In honor of National Poetry Month, we’ve asked some of Arizona’s most exciting poets to share their thoughts and insights about poetry. First up is Kelly Nelson of Tempe. “As a poet, I’m interested in blending fact and imagination,” says Nelson. “I’m fascinated by the process of mixing external ideas and internal experiences to create poetry that is both intellectually and emotionally satisfying to readers.  The themes I find myself continually returning to are family history, place, death, secrets and things unsaid.”

2014 ARDG Kelly NelsonLast year, Nelson was one of 11 Arizona artists to receive an Arizona Commission on the Arts Artist Research & Development Grant. Her proposal focused on the development of Knife River, Thief Lake, a book-length collection of poems that will trace her uncle’s life based on his 500-page prison record.

Though she has plenty on her plate at the moment, Nelson was kind enough to talk with us this week about poetry, her peculiar approach to it and finding inspiration in unlikely places.

When did poetry first connect with you in a significant way?

I started writing poetry in high school. One of my English teachers required us to keep a daily journal and for me that morphed into writing poetry. I submitted poetry to my high school literary magazine under three different names (don’t recall why!) so I was first published as Noelle Daniells, Andy Carr and Kelly Nelson.

As you have worked to develop your own voice and style, what has been the greatest challenge you have had to overcome?

Holding onto the idea that I had to develop a voice and a style! I was very concerned with this several years ago, as if I needed to select my style (like putting on an outfit) before writing. This created all sorts of mental stalling and worry. It worked out a lot better to just write and let my voice/style sort itself out. I’m currently putting the finishing touches on the manuscript of a chapbook that will be published this fall and as I read the 23 pages of poems, I clearly see the threads and colors that hold these poems together without having consciously worked at it.

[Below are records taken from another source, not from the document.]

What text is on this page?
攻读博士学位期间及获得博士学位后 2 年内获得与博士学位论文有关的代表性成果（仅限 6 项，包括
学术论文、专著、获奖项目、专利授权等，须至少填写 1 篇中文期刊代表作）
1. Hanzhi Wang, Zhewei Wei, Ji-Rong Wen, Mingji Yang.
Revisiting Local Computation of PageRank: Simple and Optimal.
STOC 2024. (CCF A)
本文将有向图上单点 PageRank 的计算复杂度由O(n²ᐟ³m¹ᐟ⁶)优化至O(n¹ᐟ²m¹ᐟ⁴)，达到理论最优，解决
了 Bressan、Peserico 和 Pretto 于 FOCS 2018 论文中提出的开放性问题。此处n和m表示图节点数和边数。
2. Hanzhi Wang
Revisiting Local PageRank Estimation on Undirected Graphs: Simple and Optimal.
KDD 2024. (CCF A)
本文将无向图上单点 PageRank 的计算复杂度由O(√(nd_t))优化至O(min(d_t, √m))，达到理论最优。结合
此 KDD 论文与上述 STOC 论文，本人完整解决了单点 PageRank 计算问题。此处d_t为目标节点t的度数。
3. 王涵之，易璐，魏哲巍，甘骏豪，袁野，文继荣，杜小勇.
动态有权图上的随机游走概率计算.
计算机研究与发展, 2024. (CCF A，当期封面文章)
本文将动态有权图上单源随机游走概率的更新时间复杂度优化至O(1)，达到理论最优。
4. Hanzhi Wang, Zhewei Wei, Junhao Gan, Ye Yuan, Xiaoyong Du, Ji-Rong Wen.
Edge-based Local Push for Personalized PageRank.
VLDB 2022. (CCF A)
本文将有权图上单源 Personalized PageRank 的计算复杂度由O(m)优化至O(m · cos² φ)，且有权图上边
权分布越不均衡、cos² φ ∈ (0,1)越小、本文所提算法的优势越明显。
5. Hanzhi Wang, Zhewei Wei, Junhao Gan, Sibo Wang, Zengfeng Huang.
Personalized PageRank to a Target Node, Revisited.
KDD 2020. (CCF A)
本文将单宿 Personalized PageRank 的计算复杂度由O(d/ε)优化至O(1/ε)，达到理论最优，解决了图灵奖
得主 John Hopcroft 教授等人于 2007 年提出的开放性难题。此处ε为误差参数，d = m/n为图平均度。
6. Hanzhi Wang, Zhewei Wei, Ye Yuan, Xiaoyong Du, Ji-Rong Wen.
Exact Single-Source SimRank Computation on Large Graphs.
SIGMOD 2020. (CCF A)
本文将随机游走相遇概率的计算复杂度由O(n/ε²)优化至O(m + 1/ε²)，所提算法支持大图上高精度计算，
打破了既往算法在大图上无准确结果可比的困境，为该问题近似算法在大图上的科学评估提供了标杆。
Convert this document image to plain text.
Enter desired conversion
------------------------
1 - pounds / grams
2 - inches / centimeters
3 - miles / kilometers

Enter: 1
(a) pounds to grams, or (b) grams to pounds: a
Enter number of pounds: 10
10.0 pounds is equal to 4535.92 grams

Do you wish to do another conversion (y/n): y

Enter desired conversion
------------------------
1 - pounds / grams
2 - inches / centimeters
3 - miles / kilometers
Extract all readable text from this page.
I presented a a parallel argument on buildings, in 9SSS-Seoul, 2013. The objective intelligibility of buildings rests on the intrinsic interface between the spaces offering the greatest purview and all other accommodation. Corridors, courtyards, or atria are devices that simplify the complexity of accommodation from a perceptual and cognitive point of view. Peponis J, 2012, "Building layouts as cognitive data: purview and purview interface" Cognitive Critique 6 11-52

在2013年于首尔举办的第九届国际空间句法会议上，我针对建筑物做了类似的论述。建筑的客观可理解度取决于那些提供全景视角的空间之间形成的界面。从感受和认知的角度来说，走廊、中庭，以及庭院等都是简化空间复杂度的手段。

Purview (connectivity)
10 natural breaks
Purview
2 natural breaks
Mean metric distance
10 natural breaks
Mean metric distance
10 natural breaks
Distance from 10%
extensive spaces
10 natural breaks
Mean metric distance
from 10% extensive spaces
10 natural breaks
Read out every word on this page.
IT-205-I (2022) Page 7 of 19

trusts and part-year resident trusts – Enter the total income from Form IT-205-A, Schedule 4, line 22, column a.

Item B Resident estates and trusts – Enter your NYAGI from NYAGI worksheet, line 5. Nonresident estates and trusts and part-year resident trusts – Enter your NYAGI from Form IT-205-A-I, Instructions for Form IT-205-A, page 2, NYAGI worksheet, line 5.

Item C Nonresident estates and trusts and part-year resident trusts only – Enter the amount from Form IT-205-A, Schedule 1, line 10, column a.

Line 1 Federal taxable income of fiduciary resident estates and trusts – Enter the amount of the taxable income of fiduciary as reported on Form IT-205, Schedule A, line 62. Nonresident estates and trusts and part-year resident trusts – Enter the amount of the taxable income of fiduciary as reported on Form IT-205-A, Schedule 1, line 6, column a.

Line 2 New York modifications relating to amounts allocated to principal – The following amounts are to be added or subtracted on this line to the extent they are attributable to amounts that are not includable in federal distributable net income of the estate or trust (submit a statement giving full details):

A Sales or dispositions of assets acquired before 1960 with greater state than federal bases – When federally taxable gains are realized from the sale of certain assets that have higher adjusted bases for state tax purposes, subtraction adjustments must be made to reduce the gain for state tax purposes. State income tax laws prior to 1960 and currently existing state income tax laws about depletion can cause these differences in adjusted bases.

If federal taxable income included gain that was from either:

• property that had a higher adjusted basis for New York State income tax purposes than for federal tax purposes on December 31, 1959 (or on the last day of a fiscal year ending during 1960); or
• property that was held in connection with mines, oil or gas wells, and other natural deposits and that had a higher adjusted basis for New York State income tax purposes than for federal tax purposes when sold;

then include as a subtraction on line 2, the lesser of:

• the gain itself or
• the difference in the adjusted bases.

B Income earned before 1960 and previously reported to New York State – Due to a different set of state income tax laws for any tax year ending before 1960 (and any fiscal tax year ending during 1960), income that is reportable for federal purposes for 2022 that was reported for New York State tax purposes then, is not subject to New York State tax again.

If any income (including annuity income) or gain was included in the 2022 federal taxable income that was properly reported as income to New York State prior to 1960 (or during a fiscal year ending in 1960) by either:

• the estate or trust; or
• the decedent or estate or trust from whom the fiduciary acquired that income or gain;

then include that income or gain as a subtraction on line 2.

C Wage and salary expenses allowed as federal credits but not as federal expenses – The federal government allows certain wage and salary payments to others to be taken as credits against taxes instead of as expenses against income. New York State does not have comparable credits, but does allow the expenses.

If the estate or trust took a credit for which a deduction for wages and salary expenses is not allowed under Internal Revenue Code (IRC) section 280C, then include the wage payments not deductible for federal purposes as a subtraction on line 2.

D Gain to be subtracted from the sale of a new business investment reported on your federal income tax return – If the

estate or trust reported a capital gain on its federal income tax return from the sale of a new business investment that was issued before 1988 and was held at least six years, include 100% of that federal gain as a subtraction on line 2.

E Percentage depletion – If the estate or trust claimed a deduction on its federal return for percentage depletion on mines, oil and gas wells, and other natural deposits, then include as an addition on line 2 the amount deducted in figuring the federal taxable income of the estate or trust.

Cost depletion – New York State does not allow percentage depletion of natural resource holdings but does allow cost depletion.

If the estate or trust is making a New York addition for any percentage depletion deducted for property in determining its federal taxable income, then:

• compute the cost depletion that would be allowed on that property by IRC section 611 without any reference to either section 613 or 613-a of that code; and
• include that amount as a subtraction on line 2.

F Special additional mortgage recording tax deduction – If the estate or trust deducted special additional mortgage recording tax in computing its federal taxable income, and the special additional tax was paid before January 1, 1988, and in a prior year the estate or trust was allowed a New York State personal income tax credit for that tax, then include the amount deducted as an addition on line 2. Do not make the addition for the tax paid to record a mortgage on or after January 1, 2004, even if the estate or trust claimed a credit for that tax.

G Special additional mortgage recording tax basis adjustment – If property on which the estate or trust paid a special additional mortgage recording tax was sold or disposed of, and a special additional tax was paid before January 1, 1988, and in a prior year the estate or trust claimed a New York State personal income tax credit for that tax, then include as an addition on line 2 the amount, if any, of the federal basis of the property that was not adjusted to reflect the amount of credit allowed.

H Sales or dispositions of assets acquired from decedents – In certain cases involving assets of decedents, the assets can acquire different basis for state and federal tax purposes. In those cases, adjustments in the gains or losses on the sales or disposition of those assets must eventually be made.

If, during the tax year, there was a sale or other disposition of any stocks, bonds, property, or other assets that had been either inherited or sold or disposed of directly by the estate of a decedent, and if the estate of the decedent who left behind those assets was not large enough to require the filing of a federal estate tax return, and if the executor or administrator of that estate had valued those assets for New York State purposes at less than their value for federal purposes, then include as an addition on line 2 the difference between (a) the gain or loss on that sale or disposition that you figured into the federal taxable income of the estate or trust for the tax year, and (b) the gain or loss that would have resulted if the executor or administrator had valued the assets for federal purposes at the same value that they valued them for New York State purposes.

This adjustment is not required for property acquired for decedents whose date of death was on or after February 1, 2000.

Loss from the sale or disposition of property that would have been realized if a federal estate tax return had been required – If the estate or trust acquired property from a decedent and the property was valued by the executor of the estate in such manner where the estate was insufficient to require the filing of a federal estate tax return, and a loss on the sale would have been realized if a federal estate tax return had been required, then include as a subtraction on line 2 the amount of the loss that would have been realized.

Your Artist Research & Development Grant proposal focused on the development of a hybrid form you call “lyric found biography” which merges elements of biography and poetry. What are you able to accomplish with poetry that you would not be able to do with a straight prose, non-fiction narrative?

Overall, I have a Scandinavian aesthetic so I don’t like too much furniture or decorations or window treatments in my writing. Poetry allows me more space between words and lines. In terms of this specific book project, poetry lets me blend and juxtapose voices without stating “this news article reported…” or “the prison psychologist noted….” It also brings to the story a leaner quality, like a piece of music with two or three instruments versus the sound of a full orchestra. And it allows my uncle’s short life to pass by more quickly: in 70-80 pages versus 200 or so.

Another technique you work with is “found poetry.” What drew you to this sort of work?

Found poetry found me. The current book-length project I just mentioned involves my uncle’s 500-page prison record. Facing that huge stack of texts, I sought out techniques that would help me incorporate the voices of judges and prison guards and psychologists into my work. The language I’m borrowing from these documents helps to capture the 1950s and 1960s in a way my own vocabulary in 2014 might not.

What’s the last thing that inspired you to run to your computer keyboard or scribble something in your notebook?

I’m participating in a National Poetry Month project of writing a poem a day using prompts devised by Oulipo, an experimental writing group founded in France in 1960 that encourages the use of writing constraints to generate new and unexpected work. The name stems from the French words for “workshop of potential literature.” Some examples of writing constraints are not using the letter E, having every word begin with the same letter, and having each word in a line be one letter longer than the previous word. The 70 or so poets participating in this project are applying these writing constraints to words from a daily newspaper so it’s a combination of writing constraint and found poetry. For the month of April, this is what is inspiring me to write every morning! You can follow my poem-a-day challenge at www.kellynelsonpoet.tumblr.com

Kelly Nelson is the author of the forthcoming chapbook Rivers I Don’t Live By, winner of the 2013 Concrete Wolf Chapbook Award. Her poetry has appeared recently or is forthcoming in 2 River View, Mixitini Matrix, Watershed Review, I-70 Review and Another Chicago Magazine. She served as a judge in 2012 for the Poetry Out Loud state finals and for the Arizona Authors Association’s annual writing contest and currently chairs the Tempe Municipal Arts Commission. She has lived without a car in Tempe for the past 14 years and is editing an anthology of car-free poetry: poems where people get around on foot, on bikes, on buses, subways and trains. She holds a Ph.D. in Anthropology from Brandeis University and teaches Interdisciplinary Studies at Arizona State University.